One of the new laws to address this shitty imbalance is that the state created housing quotas for each municipality. Every city has to zone for enough housing to meet its new housing quota, and build it. If you don't zone for enough housing, the attorney general's office will sue you into into oblivion. If you don't build enough housing, that city loses its ability to block new development until they're back on track.
This is going to hit the wealthy suburbs much harder than the big cities.
Let me illustrate by comparing the city of Los Angeles and Beverly Hills. (I don't have NorCal examples, as the Bay Area's quotas won't be finalized until 2023.)
Big cities like Los Angeles have truly massive housing quotas. LA City's quota for 2021-29 is 450,000 new homes - 200,000 market-rate and 250,000 subsidized affordable. This is a level of development not seen since the 1950s. The city of Los Angeles wants to treat these huge new quotas as an opportunity to continue with business as usual. Their plan is, in short, "lol whatever we'll just put all the new apartments in neighborhoods full of poor people and minorities like we always have." This means even more new towers in Hollywood, the Eastside, DTLA and South LA, while the wealthy, white neighborhoods like the Westside and San Fernando Valley stay the same.
The city of LA is so enormous that they might get away with it, even if it's shitty and racist. The city of Los Angeles is twice as big as NYC, has half the population, and there's no shortage of crappy old bungalows from 1925 and ranch houses from 1955 to replace with condos - if the zoning allowed it.

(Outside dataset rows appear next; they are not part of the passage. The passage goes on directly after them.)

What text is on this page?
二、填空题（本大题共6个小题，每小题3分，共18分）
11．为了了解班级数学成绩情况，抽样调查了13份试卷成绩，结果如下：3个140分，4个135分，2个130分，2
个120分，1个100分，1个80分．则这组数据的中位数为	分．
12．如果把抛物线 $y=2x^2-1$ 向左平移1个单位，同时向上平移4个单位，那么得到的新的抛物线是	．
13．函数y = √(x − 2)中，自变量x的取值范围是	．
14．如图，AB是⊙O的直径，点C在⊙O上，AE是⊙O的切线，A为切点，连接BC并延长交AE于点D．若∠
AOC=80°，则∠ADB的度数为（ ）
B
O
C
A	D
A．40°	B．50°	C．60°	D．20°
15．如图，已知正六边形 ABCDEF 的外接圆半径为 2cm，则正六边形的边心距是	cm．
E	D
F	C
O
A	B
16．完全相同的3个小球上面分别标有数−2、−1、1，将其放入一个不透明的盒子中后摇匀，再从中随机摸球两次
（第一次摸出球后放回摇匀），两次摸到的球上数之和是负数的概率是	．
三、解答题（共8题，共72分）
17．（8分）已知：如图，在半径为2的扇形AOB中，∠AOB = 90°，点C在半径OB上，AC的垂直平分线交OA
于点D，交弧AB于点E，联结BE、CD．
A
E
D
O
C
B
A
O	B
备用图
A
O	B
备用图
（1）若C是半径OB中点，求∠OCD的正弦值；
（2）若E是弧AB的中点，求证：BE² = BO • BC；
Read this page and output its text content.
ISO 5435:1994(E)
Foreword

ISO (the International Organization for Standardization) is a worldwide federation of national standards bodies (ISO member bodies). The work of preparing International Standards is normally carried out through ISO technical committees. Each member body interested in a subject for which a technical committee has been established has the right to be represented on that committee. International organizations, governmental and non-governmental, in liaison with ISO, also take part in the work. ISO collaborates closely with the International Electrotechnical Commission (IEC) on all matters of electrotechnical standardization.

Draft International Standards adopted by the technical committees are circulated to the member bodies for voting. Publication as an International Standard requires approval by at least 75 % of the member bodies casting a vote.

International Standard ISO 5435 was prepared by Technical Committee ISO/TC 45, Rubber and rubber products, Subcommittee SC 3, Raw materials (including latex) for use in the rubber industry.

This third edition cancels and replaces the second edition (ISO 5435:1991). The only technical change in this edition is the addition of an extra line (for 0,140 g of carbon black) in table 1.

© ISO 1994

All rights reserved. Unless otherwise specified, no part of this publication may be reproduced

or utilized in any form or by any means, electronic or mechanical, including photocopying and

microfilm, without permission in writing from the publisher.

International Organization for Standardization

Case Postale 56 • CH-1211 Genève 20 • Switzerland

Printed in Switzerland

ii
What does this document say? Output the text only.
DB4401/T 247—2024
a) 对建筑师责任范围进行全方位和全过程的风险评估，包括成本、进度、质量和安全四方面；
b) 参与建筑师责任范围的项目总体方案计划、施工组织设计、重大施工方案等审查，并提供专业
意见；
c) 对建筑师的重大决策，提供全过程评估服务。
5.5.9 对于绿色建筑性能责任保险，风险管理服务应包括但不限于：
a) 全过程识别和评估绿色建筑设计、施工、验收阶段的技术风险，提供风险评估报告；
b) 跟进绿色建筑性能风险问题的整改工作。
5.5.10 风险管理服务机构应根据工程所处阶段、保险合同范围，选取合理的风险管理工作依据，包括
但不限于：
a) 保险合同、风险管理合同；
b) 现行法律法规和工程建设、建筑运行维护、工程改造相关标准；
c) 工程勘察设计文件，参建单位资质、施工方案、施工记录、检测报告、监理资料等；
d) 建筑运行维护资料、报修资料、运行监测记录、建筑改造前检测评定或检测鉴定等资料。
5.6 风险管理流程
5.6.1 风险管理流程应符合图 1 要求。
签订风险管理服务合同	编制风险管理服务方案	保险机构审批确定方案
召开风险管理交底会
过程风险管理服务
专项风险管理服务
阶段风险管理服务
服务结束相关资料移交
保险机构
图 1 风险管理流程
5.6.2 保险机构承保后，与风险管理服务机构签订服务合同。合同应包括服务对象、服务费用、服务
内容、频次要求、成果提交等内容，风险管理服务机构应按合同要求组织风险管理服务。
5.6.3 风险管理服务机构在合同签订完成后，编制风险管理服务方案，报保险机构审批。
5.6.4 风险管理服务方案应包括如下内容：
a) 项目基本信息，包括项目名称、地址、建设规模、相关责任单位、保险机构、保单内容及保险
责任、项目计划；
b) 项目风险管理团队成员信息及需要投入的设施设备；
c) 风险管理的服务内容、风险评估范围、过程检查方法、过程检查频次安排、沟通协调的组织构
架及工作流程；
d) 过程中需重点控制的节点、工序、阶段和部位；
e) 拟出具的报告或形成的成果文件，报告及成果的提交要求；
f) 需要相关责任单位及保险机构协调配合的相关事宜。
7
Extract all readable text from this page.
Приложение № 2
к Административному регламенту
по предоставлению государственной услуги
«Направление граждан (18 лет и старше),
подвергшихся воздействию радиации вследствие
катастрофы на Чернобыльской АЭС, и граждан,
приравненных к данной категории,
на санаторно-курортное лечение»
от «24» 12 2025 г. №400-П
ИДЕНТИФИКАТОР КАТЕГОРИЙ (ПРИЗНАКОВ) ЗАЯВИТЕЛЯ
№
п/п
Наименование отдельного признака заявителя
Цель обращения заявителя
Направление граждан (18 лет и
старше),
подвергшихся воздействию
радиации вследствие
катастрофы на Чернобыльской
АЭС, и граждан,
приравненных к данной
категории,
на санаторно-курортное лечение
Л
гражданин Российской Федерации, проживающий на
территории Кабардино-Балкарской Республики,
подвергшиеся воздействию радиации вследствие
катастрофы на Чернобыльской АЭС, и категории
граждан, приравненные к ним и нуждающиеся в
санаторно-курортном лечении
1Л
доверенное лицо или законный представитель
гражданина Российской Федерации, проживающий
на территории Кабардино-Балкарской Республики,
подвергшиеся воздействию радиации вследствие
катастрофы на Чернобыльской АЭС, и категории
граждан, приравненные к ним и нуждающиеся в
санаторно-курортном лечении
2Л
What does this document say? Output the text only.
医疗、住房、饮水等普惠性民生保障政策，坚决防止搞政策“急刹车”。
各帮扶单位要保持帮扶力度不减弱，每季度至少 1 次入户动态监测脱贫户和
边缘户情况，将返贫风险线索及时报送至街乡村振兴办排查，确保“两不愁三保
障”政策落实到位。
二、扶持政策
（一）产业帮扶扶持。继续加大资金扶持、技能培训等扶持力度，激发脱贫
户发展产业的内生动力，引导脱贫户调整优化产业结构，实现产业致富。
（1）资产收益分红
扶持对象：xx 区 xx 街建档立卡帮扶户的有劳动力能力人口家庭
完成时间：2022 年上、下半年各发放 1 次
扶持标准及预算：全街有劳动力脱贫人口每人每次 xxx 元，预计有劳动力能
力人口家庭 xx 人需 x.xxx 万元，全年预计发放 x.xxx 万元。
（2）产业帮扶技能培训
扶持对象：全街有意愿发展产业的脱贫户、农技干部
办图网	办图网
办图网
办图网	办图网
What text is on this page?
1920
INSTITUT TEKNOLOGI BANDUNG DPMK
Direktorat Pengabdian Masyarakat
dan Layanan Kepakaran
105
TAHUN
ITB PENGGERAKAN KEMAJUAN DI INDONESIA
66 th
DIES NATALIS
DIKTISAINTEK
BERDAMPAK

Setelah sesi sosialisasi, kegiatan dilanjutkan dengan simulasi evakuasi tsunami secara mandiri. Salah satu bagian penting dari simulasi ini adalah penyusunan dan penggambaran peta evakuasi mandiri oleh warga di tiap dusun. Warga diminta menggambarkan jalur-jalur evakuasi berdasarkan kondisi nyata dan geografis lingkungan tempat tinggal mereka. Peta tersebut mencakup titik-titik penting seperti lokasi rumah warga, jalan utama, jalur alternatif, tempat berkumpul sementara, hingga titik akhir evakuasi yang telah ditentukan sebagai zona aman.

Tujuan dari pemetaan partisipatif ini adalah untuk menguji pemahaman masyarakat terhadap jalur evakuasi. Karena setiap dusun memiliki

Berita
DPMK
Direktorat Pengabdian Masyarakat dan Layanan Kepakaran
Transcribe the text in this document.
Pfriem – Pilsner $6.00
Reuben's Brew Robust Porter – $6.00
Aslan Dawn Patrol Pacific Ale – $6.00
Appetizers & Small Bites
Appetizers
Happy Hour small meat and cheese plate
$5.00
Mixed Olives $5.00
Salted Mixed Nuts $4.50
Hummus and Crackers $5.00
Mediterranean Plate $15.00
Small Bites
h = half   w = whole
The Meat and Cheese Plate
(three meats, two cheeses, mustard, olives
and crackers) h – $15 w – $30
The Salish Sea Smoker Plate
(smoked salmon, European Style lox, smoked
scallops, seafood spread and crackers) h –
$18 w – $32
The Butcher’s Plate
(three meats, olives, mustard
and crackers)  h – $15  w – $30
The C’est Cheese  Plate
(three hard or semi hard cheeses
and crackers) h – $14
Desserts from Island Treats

But Beverly Hills can't do this, because there's no poor people or minorities that they can screw over. And they're freaking out over this, with their planning department even putting out an apologetic explainer for the nosy neighbors of the world. Even worse, because it's the City Council which has to change its zoning law to accommodate new homes, the city councilmen take the political heat for it rather than the state legislators in Sacramento.
For reference, Beverly Hills's quota is 3100 new apartments - 800 market-rate, and 2300 affordable. This is more new housing than Beverly Hills has built in the last 50 years. Combined.
And if Beverly Hills doesn't meet its quota, developers really can show up with a pile of money and put up a ton of new condos. This process is already happening in the Bay Area, in tony Los Altos, where the average family income is $215,339. Now it's coming to Beverly Hills, too.
This fills me with malicious glee, because it's Beverly Hills, and cities like it, which are at the core of the housing crisis in the first place.
This isn't going to be a silver bullet, or even that it gets you most of the way there. California really does need to move heaven and earth to build as many homes as possible. But it's a really good start.